Un cadrage d'emblée biaisé : dans le cas de la gauche, la « question » posée est formulée dans les termes de ses détracteurs, lesquels donnent donc le ton ; s'agissant de l'extrême droite en revanche, c'est la communication du RN sur lui-même qui fait loi… et cadre le « débat » des journalistes. Pire : seule la première de ces deux « questions » sera véritablement discutée au cours de l'émission, les journalistes passant près de 19 minutes à instruire le procès de la gauche pour « antisémitisme » et seulement 1 minute 30 à évoquer l'extrême droite. Et de quelle manière…

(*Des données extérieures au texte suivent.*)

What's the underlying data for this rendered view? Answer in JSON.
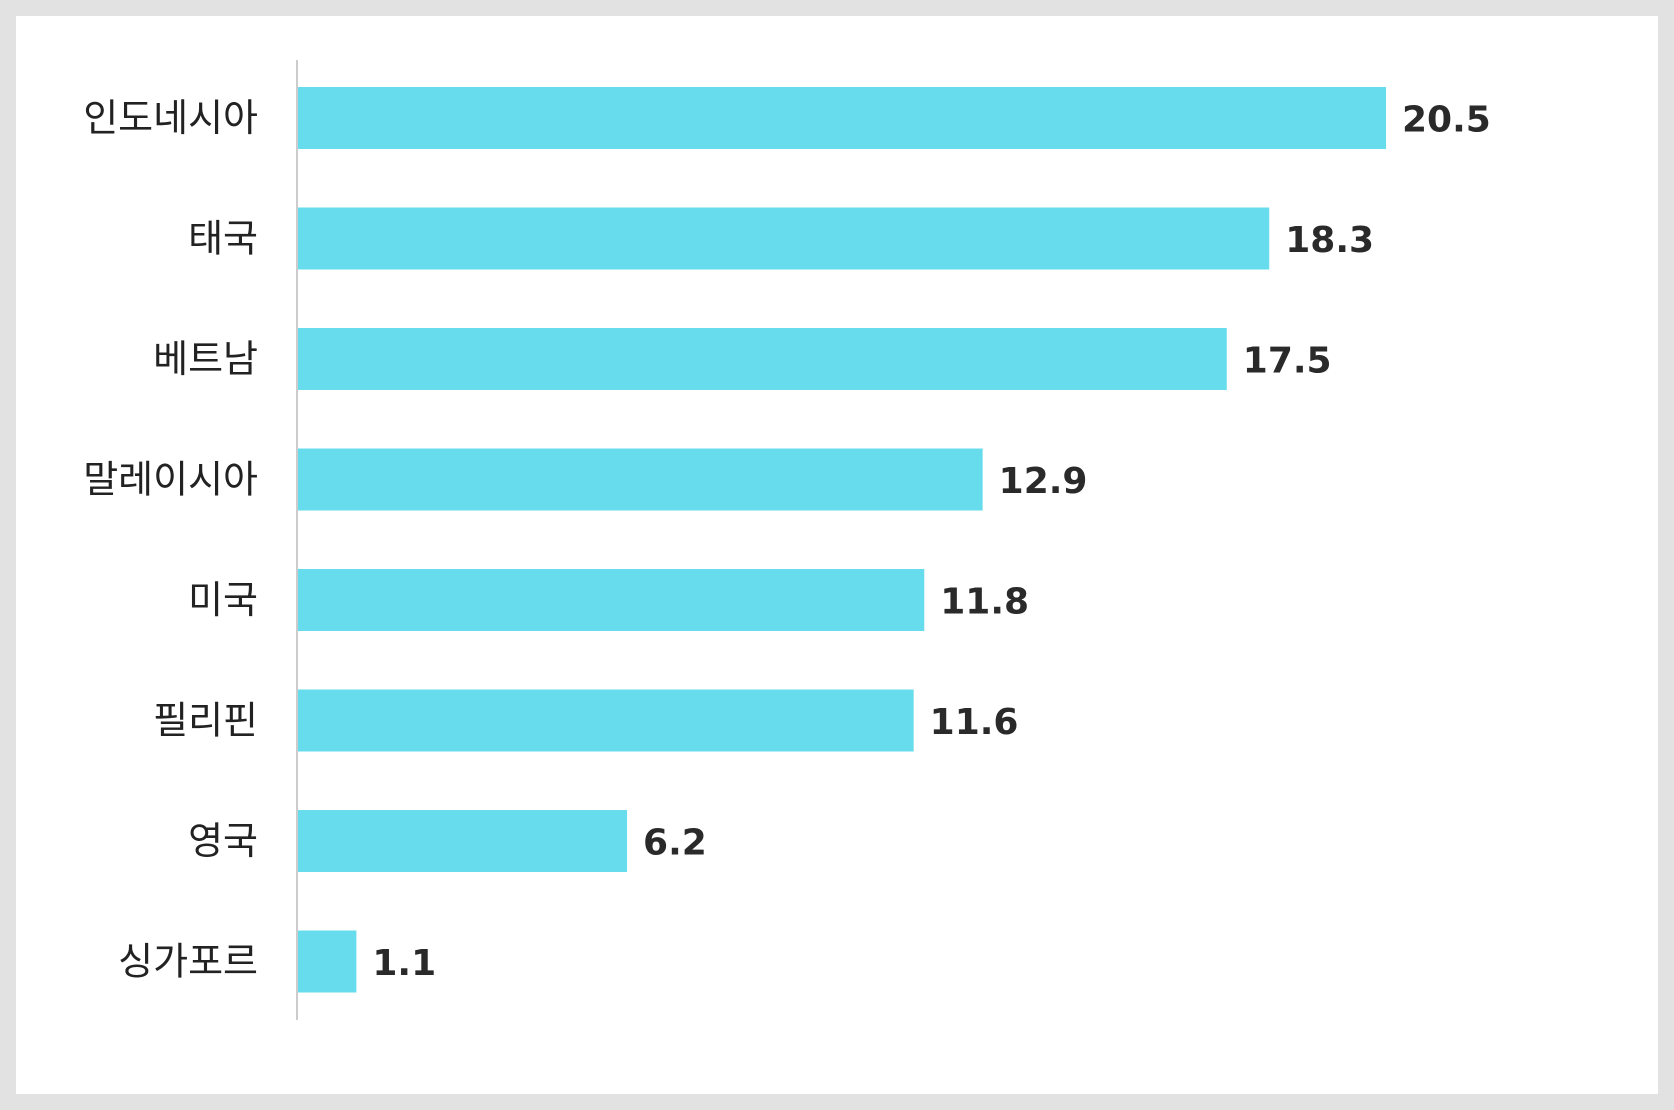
{
  "chart_data": {
    "type": "bar",
    "orientation": "horizontal",
    "categories": [
      "인도네시아",
      "태국",
      "베트남",
      "말레이시아",
      "미국",
      "필리핀",
      "영국",
      "싱가포르"
    ],
    "values": [
      20.5,
      18.3,
      17.5,
      12.9,
      11.8,
      11.6,
      6.2,
      1.1
    ],
    "value_labels": [
      "20.5",
      "18.3",
      "17.5",
      "12.9",
      "11.8",
      "11.6",
      "6.2",
      "1.1"
    ],
    "title": "",
    "xlabel": "",
    "ylabel": "",
    "xlim": [
      0,
      20.5
    ],
    "grid": false,
    "legend": "none",
    "bar_color": "#66dcec",
    "axis_color": "#cccccc"
  }
}
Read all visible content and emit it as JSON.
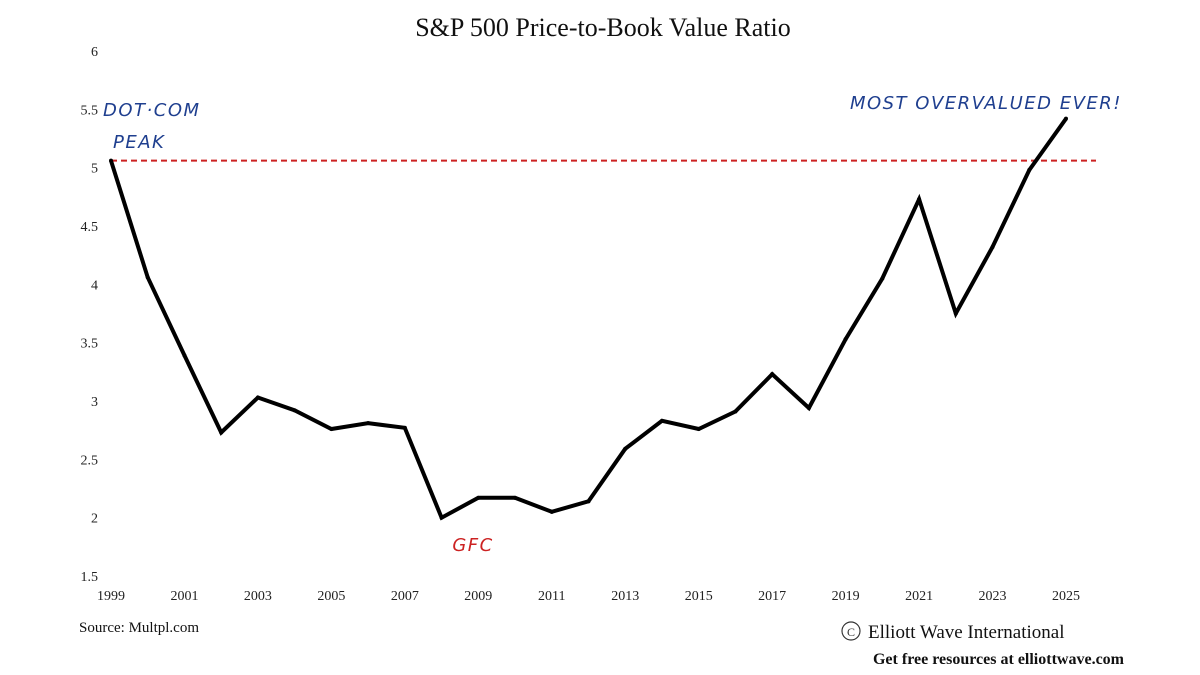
{
  "chart_data": {
    "type": "line",
    "title": "S&P 500 Price-to-Book Value Ratio",
    "xlabel": "",
    "ylabel": "",
    "xlim": [
      1999,
      2025
    ],
    "ylim": [
      1.5,
      6
    ],
    "x_ticks": [
      "1999",
      "2001",
      "2003",
      "2005",
      "2007",
      "2009",
      "2011",
      "2013",
      "2015",
      "2017",
      "2019",
      "2021",
      "2023",
      "2025"
    ],
    "y_ticks": [
      "1.5",
      "2",
      "2.5",
      "3",
      "3.5",
      "4",
      "4.5",
      "5",
      "5.5",
      "6"
    ],
    "grid": false,
    "series": [
      {
        "x": [
          1999,
          2000,
          2001,
          2002,
          2003,
          2004,
          2005,
          2006,
          2007,
          2008,
          2009,
          2010,
          2011,
          2012,
          2013,
          2014,
          2015,
          2016,
          2017,
          2018,
          2019,
          2020,
          2021,
          2022,
          2023,
          2024,
          2025
        ],
        "values": [
          5.06,
          4.06,
          3.39,
          2.73,
          3.03,
          2.92,
          2.76,
          2.81,
          2.77,
          2.0,
          2.17,
          2.17,
          2.05,
          2.14,
          2.59,
          2.83,
          2.76,
          2.91,
          3.23,
          2.94,
          3.53,
          4.05,
          4.73,
          3.75,
          4.32,
          4.98,
          5.42
        ],
        "color": "#000000"
      }
    ],
    "reference_line": {
      "y": 5.06,
      "color": "#cc2222",
      "style": "dashed"
    },
    "annotations": [
      {
        "text_line1": "DOT·COM",
        "text_line2": "PEAK",
        "x": 1999,
        "y": 5.5,
        "color": "#1f3f8f"
      },
      {
        "text": "GFC",
        "x": 2008,
        "y": 1.75,
        "color": "#cc2222"
      },
      {
        "text": "MOST OVERVALUED EVER!",
        "x": 2025,
        "y": 5.55,
        "color": "#1f3f8f"
      }
    ]
  },
  "footer": {
    "source": "Source: Multpl.com",
    "copyright_symbol": "C",
    "credit": "Elliott Wave International",
    "resources": "Get free resources at elliottwave.com"
  },
  "colors": {
    "line": "#000000",
    "reference": "#cc2222",
    "annotation_blue": "#1f3f8f",
    "annotation_red": "#cc2222"
  }
}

S'agissant de la gauche, l'ensemble du plateau est au diapason. Michaël Darmon lance les premières attaques en dénonçant un antisémitisme « qui est tendance […] chez beaucoup, notamment chez certains jeunes très engagés à l'extrême gauche, bien évidemment, on le voit. Et c'est vrai que c'est La France insoumise qui installe cet antisémitisme d'atmosphère » ; mais les autres journalistes s'alignent sans scrupule sur son discours. La directrice adjointe de la rédaction de Libération, Alexandra Schwartzbrod, a beau commencer son intervention en soulignant « qu'on ne peut pas pointer du doigt quelqu'un ou un groupe », elle se joint au concert la phrase d'après : « Alors évidemment, LFI, c'est vrai, depuis le 7 octobre, entre ce qu'ils n'ont pas dit, c'est-à-dire le mot "terroriste" qu'ils n'ont pas voulu accoler au Hamas et ce qu'ils ont dit, les ambiguïtés, etc., LFI, c'est vrai, a mis l'huile sur le feu. Et en plus LFI s'adresse beaucoup aux jeunes et donc c'est très, très grave. » Quelques minutes plus tard, c'est au tour du journaliste François-Xavier Bourmaud (L'Opinion) de dénoncer l'absence de LFI à la marche contre l'antisémitisme du 12 novembre 2023, sans préciser que le parti soutenait alors un appel parallèle, initié par différentes organisations de jeunesse, à se rassembler « contre l'antisémitisme, les racismes et l'extrême droite ». Mais qu'importe au grand enquêteur de L'Opinion, qui n'y voit rien de moins que le point de départ d'« une période de non-dits, de messages subliminaux qui, tous, viennent alimenter cet antisémitisme d'atmosphère. » Et de poursuivre en évoquant le visuel d'appel à la marche antiraciste du 22 mars représentant Cyril Hanouna : « Là, pour le coup, avec cette affiche, il n'y a plus aucun doute qui est possible sur la nature antisémite de La France insoumise. » Excédant de très loin certaines critiques légitimes à l'égard de ce visuel et de la gestion de cette « affaire » par LFI, un qualificatif aussi infamant et définitif mériterait des arguments étayés que le journaliste serait bien en peine d'apporter. Et pour cause, tant il s'agirait alors d'établir que la structure du parti et avec lui, son projet politique, seraient de « nature antisémite »…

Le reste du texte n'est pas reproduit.